January 14, 2013 (Source: Maclean’s) — In 2010, when Ottawa blocked Australia’s BHP Billiton’s purchase of Potash Corp., the business was booming. Prices for the fertilizer seemed to be ever rising along with global demand. After BHP’s bid was rejected (on the grounds it wouldn’t be of net benefit to Canada), the company made plans to open its own $14-billion mine in Saskatchewan. Potash mining worldwide ramped up.
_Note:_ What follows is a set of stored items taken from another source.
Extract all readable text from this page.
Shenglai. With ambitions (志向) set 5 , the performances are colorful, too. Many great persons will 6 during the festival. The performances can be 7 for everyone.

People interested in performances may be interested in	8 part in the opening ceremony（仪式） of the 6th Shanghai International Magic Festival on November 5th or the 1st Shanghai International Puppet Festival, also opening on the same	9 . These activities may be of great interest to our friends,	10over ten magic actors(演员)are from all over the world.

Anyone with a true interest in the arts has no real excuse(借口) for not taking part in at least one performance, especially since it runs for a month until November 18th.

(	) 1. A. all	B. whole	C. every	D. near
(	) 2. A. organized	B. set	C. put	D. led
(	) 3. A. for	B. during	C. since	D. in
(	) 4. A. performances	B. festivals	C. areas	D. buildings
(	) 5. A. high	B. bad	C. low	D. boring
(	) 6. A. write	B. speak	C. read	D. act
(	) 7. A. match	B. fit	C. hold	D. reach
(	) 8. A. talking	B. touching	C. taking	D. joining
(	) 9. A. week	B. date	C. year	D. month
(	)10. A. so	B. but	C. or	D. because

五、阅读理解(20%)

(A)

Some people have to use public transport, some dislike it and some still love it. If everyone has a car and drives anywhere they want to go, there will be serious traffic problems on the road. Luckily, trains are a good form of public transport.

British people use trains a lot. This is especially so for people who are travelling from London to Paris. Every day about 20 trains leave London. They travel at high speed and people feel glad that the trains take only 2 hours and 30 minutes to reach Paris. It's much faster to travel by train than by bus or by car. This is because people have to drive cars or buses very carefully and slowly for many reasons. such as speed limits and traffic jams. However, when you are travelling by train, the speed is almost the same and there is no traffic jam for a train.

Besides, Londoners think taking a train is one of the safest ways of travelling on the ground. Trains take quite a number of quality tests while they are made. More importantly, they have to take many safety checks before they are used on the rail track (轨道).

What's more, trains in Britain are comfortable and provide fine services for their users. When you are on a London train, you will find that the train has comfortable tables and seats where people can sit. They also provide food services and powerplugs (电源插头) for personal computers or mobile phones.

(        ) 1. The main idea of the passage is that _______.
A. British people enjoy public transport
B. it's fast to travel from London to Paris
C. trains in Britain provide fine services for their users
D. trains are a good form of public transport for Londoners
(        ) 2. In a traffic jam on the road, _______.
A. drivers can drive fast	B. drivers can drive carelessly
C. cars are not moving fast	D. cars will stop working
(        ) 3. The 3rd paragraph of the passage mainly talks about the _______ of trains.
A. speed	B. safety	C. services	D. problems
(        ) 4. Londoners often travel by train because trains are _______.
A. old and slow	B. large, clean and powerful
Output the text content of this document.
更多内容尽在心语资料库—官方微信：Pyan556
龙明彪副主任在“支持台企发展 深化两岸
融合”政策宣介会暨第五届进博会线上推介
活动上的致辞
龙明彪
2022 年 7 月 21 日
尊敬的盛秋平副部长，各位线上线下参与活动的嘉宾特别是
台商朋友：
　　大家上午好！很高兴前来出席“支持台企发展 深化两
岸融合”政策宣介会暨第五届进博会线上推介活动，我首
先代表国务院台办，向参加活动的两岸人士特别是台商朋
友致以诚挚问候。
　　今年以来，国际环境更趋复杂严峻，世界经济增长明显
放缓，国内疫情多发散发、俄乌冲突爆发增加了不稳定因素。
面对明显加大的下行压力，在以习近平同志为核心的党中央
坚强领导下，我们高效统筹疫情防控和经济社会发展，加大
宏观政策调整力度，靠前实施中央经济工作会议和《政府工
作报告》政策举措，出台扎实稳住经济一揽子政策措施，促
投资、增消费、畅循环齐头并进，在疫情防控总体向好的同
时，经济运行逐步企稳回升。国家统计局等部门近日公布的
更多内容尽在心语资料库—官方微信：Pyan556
But now the industry is experiencing a major hangover, with overcapacity and falling prices. Potash now sells at $425 per tonne, nearly half its peak price of $860 in 2009. Last month, Potash Corp. temporarily closed two Canadian mines for eight weeks, affecting 600 workers. BHP may be forced to halt construction of its new mine; one Bank of Montreal analyst noted that new capacity won’t be needed “for at least another decade.”
Despite falling prices, many farmers view potash as a luxury they can’t afford. In India, demand has dried up as farmers turn to cheaper alternatives like nitrogen-based urea. Executives remain hopeful, citing a deal this month between Canpotex Ltd., North America’s biggest potash seller, and China’s Sinofert Holdings Ltd. Even so, that deal is for $70 less per tonne than the last contract between the two firms, signed in March.